Он не терпел ее присутствия во дворе их дома; как-то она решилась возразить на одну из бесчисленных колкостей Менаша, но он так ее осадил, что с тех пор она при нем и рта не раскрывала. Он изощрялся в оскорблениях, изо дня в день стараясь задеть ее каким-нибудь обидным словом, намеком, стремясь своим обращением унизить ее в глазах окружающих. Как ни гордилась собою Давда, она, по крайней мере с виду, смирялась, ведь в октябре Менаш снова должен был взяться за свои любимые науки и ей приходилось терпеть его только в течение трех месяцев, которые он проводил в Тазге.

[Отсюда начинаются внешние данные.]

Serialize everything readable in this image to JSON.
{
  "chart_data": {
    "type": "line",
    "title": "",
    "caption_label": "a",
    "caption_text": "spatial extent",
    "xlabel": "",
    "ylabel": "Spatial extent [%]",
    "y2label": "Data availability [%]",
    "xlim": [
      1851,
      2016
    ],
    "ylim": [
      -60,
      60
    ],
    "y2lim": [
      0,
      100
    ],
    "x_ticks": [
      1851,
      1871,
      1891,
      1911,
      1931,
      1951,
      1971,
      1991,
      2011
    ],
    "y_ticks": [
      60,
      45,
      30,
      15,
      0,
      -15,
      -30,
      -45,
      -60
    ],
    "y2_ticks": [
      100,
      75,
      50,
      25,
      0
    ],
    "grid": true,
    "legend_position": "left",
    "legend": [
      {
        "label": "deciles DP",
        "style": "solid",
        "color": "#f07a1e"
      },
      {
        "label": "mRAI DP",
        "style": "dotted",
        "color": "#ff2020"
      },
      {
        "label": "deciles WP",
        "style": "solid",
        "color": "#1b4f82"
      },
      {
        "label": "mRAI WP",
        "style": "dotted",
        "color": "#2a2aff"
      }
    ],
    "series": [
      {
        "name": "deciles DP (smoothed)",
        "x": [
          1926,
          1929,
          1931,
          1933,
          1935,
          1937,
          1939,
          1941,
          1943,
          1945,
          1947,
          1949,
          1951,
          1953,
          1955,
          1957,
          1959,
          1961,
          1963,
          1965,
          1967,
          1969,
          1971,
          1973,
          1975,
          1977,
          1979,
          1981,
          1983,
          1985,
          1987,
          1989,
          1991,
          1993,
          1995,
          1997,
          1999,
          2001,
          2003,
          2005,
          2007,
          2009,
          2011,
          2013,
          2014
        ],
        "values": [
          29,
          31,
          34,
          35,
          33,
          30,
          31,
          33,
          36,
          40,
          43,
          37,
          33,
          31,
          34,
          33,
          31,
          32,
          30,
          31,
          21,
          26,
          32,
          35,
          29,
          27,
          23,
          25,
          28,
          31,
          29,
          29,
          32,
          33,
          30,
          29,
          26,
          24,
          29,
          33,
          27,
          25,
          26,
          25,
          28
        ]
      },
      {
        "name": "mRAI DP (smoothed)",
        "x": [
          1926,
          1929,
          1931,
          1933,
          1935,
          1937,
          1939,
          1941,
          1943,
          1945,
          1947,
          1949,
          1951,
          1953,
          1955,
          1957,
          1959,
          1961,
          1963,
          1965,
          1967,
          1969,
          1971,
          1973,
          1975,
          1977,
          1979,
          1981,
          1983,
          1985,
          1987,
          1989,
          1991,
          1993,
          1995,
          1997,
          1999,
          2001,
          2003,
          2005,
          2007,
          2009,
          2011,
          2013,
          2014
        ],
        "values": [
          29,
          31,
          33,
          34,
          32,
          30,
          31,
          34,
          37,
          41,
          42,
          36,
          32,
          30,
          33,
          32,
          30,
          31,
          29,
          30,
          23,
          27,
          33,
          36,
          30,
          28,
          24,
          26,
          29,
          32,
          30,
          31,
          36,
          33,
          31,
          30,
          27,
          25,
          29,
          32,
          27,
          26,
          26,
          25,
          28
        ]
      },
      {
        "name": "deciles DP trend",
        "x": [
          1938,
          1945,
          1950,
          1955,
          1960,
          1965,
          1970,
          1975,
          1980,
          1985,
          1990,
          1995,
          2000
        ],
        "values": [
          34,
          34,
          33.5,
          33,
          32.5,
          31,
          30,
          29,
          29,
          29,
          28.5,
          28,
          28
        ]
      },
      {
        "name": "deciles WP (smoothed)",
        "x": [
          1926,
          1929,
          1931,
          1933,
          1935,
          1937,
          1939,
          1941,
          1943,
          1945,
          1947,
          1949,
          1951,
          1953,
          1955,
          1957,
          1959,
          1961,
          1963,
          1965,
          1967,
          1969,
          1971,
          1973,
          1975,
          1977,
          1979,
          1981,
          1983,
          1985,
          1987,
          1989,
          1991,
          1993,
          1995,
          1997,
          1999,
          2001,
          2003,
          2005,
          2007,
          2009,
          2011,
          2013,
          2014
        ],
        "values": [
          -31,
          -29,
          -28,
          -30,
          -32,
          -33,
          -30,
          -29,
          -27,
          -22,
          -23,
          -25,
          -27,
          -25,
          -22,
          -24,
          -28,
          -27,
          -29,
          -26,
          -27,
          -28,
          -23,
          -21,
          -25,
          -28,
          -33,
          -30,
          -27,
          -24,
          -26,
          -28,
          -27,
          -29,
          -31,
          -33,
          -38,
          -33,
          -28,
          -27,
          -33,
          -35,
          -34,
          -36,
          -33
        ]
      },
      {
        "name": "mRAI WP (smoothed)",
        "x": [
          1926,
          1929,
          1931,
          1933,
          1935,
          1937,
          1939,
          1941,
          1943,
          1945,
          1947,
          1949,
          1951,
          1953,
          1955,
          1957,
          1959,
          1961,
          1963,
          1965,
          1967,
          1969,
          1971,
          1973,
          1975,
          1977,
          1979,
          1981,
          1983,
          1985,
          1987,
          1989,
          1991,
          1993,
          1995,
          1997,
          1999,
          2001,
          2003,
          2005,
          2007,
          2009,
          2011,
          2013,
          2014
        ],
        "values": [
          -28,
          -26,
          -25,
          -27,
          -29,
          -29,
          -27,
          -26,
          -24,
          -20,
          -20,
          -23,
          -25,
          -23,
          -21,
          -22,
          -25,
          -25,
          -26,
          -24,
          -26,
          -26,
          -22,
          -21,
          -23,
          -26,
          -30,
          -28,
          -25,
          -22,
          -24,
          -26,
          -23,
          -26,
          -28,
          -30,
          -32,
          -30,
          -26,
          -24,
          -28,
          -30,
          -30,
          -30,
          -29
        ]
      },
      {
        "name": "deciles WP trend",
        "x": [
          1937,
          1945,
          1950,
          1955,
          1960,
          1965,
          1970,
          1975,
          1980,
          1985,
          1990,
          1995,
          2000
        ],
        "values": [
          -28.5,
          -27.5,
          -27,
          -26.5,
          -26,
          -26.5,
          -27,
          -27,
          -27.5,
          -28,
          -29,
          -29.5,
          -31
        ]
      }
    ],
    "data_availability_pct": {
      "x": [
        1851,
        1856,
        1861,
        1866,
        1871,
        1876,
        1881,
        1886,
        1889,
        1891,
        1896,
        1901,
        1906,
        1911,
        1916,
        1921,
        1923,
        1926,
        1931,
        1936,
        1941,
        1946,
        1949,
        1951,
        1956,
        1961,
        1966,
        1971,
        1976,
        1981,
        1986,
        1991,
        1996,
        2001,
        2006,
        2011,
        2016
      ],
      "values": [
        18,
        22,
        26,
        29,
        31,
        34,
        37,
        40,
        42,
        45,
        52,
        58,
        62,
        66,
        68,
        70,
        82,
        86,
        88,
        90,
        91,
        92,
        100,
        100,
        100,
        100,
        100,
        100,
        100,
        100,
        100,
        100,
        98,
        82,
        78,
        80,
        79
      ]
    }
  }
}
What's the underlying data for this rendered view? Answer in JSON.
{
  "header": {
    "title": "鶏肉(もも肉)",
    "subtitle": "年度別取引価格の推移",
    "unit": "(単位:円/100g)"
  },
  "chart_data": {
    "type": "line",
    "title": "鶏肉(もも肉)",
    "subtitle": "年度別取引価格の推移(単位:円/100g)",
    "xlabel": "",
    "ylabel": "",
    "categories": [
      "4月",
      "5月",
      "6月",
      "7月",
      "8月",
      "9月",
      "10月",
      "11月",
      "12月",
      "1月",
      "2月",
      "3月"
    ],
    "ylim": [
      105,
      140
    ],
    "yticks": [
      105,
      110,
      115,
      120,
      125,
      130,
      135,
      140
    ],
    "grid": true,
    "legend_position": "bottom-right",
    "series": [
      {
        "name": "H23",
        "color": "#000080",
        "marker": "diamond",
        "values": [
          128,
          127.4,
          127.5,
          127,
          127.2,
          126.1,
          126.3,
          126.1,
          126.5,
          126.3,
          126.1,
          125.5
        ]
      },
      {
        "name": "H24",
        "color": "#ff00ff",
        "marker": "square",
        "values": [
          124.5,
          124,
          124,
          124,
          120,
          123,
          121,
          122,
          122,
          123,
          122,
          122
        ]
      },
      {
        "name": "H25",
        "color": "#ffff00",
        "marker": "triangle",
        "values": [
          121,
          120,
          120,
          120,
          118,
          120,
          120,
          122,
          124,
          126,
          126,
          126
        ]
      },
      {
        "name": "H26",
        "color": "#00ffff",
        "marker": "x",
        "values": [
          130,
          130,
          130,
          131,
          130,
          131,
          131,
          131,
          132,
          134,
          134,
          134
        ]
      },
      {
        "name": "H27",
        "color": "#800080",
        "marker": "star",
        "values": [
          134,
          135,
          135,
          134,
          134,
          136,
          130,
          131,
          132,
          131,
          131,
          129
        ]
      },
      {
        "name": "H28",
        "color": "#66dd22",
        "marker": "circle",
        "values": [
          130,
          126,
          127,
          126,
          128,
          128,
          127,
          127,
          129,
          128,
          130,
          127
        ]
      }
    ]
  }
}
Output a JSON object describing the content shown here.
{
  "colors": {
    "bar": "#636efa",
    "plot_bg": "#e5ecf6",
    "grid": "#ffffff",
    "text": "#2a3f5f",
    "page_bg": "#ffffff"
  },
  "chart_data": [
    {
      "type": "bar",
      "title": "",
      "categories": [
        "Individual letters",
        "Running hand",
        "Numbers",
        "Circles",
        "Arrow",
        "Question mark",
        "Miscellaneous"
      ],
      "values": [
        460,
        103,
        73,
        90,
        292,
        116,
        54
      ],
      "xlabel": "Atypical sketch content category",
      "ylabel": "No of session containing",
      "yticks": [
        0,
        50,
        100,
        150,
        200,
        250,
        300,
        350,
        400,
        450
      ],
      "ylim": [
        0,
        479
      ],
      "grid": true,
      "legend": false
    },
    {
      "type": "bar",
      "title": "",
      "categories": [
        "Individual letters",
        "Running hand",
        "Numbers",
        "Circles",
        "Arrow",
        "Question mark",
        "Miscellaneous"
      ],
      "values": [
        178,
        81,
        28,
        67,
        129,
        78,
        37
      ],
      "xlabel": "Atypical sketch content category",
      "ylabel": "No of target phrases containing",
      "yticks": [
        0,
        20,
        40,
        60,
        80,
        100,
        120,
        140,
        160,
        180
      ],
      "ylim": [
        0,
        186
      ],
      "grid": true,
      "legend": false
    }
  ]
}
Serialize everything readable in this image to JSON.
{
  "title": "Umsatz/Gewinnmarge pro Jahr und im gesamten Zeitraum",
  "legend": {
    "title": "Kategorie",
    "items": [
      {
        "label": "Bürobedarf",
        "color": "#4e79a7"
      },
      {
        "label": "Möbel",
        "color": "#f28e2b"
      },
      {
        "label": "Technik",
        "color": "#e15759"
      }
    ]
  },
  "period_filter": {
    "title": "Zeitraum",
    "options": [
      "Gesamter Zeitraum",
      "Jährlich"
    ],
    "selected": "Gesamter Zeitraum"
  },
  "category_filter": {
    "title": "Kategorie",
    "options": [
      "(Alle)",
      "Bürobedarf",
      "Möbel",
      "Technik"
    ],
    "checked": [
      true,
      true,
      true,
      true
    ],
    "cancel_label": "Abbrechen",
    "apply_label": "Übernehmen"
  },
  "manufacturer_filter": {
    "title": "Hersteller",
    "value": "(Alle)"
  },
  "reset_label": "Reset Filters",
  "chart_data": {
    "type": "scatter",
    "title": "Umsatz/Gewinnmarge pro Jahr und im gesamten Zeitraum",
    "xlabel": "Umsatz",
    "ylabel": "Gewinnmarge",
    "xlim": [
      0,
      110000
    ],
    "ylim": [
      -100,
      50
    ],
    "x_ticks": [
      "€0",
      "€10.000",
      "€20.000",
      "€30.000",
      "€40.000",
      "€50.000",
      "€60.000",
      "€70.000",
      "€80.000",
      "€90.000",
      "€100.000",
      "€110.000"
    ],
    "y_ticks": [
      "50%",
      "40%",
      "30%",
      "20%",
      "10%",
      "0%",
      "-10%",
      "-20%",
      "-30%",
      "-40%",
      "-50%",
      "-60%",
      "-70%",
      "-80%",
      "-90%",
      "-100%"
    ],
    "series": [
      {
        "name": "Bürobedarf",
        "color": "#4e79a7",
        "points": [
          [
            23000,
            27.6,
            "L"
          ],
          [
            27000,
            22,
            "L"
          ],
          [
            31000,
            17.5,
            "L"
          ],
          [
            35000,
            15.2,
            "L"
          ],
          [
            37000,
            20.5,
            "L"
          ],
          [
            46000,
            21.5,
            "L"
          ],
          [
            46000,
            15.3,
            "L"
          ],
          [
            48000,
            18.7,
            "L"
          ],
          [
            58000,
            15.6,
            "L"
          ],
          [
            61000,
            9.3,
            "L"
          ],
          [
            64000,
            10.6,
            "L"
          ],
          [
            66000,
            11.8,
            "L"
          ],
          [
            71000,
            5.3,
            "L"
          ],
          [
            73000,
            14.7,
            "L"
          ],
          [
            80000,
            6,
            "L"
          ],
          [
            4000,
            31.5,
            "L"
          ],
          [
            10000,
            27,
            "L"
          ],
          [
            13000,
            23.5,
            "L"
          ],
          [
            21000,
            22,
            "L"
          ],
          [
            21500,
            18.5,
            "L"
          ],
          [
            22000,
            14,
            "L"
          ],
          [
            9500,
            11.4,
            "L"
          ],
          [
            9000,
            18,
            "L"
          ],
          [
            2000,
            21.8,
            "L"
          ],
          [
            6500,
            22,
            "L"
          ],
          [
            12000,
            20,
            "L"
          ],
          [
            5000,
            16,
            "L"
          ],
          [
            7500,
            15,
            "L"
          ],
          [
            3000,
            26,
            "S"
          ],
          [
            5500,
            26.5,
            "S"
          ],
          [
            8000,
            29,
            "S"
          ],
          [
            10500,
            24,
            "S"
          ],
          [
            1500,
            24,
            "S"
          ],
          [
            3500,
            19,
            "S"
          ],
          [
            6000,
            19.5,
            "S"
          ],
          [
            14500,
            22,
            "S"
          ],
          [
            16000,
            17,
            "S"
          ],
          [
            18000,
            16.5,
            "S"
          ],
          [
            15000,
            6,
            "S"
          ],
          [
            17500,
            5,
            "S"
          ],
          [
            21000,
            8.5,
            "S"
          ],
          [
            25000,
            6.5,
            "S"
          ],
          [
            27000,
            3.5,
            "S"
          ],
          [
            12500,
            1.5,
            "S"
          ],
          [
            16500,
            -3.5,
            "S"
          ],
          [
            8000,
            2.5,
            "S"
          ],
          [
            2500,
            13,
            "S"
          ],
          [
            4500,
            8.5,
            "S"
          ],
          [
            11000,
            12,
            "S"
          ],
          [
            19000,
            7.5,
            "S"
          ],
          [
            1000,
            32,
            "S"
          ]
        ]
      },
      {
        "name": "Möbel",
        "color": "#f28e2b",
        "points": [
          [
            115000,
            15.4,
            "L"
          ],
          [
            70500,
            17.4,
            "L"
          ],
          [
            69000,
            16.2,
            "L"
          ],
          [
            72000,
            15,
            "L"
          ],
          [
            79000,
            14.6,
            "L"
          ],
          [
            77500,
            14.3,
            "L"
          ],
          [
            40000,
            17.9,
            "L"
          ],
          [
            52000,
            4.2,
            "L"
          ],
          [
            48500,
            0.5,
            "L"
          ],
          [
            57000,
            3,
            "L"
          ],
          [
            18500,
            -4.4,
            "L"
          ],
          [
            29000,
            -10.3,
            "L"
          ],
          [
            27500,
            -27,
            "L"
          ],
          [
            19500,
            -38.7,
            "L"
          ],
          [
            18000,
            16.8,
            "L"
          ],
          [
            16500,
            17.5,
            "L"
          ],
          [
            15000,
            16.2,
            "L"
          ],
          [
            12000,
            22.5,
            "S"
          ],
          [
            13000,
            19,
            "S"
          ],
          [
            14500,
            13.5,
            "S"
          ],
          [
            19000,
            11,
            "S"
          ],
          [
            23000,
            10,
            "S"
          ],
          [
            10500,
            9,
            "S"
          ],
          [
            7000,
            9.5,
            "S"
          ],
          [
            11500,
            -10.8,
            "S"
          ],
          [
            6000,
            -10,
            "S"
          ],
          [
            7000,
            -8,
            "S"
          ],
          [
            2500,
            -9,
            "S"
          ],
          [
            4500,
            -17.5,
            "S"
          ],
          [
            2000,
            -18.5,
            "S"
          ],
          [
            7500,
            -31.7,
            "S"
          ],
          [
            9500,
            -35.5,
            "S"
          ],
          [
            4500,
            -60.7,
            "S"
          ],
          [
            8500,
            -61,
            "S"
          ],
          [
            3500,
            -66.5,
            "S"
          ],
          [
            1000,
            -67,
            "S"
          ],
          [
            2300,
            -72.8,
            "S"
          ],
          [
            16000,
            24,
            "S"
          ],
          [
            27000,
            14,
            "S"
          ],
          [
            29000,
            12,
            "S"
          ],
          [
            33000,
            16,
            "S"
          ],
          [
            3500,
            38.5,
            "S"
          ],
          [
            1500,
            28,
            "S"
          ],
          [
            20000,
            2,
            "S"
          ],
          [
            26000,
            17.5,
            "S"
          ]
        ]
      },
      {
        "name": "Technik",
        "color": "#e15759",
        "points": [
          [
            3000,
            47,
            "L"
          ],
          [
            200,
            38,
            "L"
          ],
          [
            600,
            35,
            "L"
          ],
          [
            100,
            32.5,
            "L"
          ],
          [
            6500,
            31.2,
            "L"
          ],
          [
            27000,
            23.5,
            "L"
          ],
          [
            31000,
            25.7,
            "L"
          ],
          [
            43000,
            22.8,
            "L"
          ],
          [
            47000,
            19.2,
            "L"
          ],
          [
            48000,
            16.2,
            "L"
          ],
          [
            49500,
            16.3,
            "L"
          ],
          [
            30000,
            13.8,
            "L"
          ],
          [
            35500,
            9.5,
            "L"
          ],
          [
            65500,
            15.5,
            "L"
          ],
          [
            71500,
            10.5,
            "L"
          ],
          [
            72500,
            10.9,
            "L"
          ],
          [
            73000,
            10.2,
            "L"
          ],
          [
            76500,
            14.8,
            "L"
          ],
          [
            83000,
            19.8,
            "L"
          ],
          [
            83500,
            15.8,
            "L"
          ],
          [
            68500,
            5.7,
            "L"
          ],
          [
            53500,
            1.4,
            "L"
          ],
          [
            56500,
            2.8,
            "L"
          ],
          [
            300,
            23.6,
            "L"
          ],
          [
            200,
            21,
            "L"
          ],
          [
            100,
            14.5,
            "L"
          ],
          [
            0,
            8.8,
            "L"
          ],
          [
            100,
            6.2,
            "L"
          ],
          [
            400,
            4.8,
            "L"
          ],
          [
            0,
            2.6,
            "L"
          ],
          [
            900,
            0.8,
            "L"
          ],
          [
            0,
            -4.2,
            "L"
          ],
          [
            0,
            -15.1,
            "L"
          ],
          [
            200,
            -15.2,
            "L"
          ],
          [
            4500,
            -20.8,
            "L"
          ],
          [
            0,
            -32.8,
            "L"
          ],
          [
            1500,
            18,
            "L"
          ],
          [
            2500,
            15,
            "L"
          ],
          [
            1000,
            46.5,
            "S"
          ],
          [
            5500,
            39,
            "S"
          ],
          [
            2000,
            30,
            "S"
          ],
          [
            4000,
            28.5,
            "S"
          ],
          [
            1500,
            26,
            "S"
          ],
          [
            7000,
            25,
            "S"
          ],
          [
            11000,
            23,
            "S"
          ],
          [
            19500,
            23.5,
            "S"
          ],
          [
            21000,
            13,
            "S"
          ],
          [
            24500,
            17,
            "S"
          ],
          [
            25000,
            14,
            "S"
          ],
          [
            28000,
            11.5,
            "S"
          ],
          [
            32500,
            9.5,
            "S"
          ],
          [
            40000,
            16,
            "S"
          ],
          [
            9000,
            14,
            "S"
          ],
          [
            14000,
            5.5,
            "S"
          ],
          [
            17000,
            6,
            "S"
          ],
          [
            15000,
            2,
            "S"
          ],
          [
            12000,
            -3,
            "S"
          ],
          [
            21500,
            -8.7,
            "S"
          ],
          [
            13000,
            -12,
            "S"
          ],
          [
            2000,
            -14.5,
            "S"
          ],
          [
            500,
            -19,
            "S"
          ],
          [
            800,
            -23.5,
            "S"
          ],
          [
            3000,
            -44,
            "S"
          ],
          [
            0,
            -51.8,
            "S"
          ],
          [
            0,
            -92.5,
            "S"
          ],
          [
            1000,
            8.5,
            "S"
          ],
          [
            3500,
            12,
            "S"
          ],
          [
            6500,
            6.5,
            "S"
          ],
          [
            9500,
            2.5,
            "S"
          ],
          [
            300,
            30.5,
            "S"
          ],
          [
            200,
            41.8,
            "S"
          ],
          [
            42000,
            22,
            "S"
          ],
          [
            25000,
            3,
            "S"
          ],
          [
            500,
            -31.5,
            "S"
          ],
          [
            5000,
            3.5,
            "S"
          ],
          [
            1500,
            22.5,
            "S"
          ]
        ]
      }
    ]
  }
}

Как же случилось, что теперь Менаш при одном воспоминании о волосах Давды чуть ли не теряет рассудок?.. Мы так и не узнали, когда свершился в нем этот переворот. Бывало, он целыми часами рассказывал нам о берберийских девушках, с которыми ему случалось провести ночь, когда он по поручению брата ездил в марокканские горы продавать шелк. У него имелся длинный список женских имен, и всякий раз, слыша эти диковинные имена, мы погружались в мечты: Таму, Берри, Итто.
Всему этому конец; теперь Менаш сблизился с ватагой Уали.
Почти все мои воспоминания о Тазге связаны с Уали и его товарищами.
Мы разделялись на две соперничающие группы, и распри между нами наложили отпечаток на все мое детство.
Нас называли «таазастовцы», а тех просто «ватага».
Вокруг верзилы Уали собралась — отчасти случайно, но главным образом по инстинктивному влечению — целая ватага молодых людей — безработных, безнадежных, а подчас и бессовестных. В большинстве своем то были бедняки, а некоторые и вовсе нищие. Нам, таазастовцам, было хорошо известно, что если они частенько и пьют вволю, то едят досыта далеко не всегда. Мы же ни в чем не нуждались.
Все они бросали учение, и то один, то другой из них исчезал на несколько месяцев — уезжали к арабам или во Францию, чтобы немного подработать, ибо в наших краях работы нет; что же касается земли, то она редко возвращает крестьянам затраты на ее обработку. Поэтому участники ватаги пили, когда удавалось, работали, когда представлялся случай, зато каждый вечер непременно собирались на сехджу.
По части сехджи они были мастера. Каждый погожий вечер они спускались на гумно около поля Аафира. Наломав сучьев и натаскав жердей из оград, они складывали большой костер, а разжечь его позволяли мальчишкам — будущим членам ватаги.